P71: Preparation of chiral pharmaceutical intermediates by biocatalysis

The development of enzymatic processes for the production of chiral amine and amino acid intermediates for the synthesis of pharmaceutical compounds will be discussed. (R)-1-cyclopropylethylamine and (R)-sec-butylamine were prepared by resolution of the racemic amines with an S-specific transaminase from Bacillus megaterium (all enzymes were expressed in E. coli). S-3-hydroxyadamantylglycine, an intermediate used for synthesis of saxagliptin, was prepared from the corresponding keto acid using a modified phenylalanine dehydrogenase from Thermoactinomyces intermedius and formate dehydrogenase from Pichia pastoris for NADH regeneration. (R)-2-Amino-3-(7-methyl-1 H-indazol-5-yl)propanoic acid, an intermediate for a CGRP antagonist, was prepared from the racemic amino acid using S-amino acid deaminase from Proteus mirabilis in combination with an R-transaminase or from the corresponding keto acid using an R-transaminase from Bacillus thuringiensis with racemic alanine as the amino donor.
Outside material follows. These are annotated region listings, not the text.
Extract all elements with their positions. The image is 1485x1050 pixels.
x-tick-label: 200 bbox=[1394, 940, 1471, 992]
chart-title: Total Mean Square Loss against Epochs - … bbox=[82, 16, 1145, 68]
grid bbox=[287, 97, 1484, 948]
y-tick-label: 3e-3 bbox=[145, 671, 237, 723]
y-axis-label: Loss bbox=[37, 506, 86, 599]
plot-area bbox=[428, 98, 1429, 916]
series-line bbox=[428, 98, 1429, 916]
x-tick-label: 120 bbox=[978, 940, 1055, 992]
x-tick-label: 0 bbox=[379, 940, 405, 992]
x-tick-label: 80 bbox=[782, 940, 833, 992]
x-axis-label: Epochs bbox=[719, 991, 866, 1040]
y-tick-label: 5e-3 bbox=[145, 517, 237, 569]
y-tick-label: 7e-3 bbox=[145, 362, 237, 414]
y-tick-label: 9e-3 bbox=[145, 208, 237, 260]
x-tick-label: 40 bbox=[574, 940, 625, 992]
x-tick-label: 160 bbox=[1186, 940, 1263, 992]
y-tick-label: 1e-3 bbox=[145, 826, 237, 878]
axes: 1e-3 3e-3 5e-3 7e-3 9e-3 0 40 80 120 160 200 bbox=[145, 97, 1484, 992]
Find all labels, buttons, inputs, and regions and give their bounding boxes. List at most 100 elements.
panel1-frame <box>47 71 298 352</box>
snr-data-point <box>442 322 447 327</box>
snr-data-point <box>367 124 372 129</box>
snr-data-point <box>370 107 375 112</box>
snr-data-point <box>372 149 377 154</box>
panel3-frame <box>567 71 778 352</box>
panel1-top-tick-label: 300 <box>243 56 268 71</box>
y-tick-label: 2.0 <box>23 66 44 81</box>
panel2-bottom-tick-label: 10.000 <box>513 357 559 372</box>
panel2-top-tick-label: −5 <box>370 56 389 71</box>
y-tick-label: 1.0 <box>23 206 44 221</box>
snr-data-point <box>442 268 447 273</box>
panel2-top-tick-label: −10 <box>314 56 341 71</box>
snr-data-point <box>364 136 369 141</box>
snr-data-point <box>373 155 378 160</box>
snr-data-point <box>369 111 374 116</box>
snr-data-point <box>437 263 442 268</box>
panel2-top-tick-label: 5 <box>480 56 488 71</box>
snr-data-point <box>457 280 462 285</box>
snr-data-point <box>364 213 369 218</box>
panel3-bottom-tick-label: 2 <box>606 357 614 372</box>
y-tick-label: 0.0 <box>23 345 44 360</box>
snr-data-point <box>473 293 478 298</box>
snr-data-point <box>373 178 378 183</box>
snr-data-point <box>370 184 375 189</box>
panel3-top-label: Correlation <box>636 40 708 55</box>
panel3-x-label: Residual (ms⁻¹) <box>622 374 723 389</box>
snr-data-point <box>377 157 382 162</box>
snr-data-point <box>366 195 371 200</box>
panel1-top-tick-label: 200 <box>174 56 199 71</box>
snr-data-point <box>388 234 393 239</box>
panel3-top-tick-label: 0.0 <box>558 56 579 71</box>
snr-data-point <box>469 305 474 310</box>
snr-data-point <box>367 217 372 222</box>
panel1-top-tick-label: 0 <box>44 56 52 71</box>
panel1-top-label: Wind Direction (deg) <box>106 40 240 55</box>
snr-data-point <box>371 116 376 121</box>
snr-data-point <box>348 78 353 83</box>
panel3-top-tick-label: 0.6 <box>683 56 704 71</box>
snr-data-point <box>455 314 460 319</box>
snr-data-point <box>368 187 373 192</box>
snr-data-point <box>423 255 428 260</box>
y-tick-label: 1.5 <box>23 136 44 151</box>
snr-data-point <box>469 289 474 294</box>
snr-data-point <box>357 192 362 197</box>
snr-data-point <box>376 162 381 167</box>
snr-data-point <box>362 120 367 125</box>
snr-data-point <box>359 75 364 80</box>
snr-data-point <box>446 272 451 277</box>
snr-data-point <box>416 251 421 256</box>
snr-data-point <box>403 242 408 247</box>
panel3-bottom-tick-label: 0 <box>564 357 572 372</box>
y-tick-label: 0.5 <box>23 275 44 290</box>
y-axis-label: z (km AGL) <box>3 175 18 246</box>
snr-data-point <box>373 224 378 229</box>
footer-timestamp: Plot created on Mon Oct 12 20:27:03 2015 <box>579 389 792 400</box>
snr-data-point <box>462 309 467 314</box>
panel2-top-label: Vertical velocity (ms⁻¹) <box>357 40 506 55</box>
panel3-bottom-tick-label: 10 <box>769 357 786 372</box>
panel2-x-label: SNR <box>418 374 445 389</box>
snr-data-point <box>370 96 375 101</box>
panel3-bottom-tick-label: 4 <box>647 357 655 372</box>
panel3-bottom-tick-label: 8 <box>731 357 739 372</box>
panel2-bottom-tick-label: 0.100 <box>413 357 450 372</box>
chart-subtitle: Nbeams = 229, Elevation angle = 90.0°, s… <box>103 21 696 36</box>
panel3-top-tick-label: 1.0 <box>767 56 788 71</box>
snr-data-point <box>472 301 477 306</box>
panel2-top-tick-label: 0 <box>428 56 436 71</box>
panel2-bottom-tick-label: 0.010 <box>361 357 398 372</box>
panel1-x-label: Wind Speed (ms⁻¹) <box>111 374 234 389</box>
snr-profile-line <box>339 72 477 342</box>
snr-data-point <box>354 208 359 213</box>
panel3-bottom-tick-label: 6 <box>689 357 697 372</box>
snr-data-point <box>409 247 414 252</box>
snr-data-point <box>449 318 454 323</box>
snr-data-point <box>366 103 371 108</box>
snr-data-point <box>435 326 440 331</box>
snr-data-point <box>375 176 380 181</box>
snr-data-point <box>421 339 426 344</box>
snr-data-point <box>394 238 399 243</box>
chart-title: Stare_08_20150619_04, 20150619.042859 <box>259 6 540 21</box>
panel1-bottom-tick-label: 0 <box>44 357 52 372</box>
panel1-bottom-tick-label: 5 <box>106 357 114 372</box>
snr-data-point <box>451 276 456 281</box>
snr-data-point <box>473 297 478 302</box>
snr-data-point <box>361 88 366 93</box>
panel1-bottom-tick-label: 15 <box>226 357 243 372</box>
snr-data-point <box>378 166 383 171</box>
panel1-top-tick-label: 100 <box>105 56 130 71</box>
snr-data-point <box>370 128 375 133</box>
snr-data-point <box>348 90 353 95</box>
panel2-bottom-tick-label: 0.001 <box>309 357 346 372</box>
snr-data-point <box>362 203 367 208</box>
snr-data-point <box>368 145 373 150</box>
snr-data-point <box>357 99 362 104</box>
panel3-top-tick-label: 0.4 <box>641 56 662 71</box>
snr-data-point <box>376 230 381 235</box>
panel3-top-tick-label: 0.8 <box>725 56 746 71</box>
An efficient chemo-enzymatic route was developed for the preparation of (S)-1-cyclopropyl-2-methoxyethanamine, an intermediate for a CRF antagonist. Cyclopropylglyoxylic acid was converted to (S)-cyclopropylglycine using leucine dehydrogenase from Thermoactinomyces intermedius with NADH cofactor recycling by formate dehydrogenase from Pichia pastoris. (S)-cyclopropylglycine was isolated as the N-Boc derivative and converted to the desired amine by reduction, methylation and Boc-deprotection. (R)-5,5,5-trifluoronorvaline was prepared from the corresponding keto acid using an R-amino acid dehydrogenase and glucose dehydrogenase for cofactor recycling, then  converted without isolation to a p-chlorophenylsulfonamide amide intermediate needed for the synthetic  route.  The glutamate dehydrogenase gene was knocked out of the E. coli expression strain to eliminate background production of the S-amino acid and improve the ee of the product to >99%.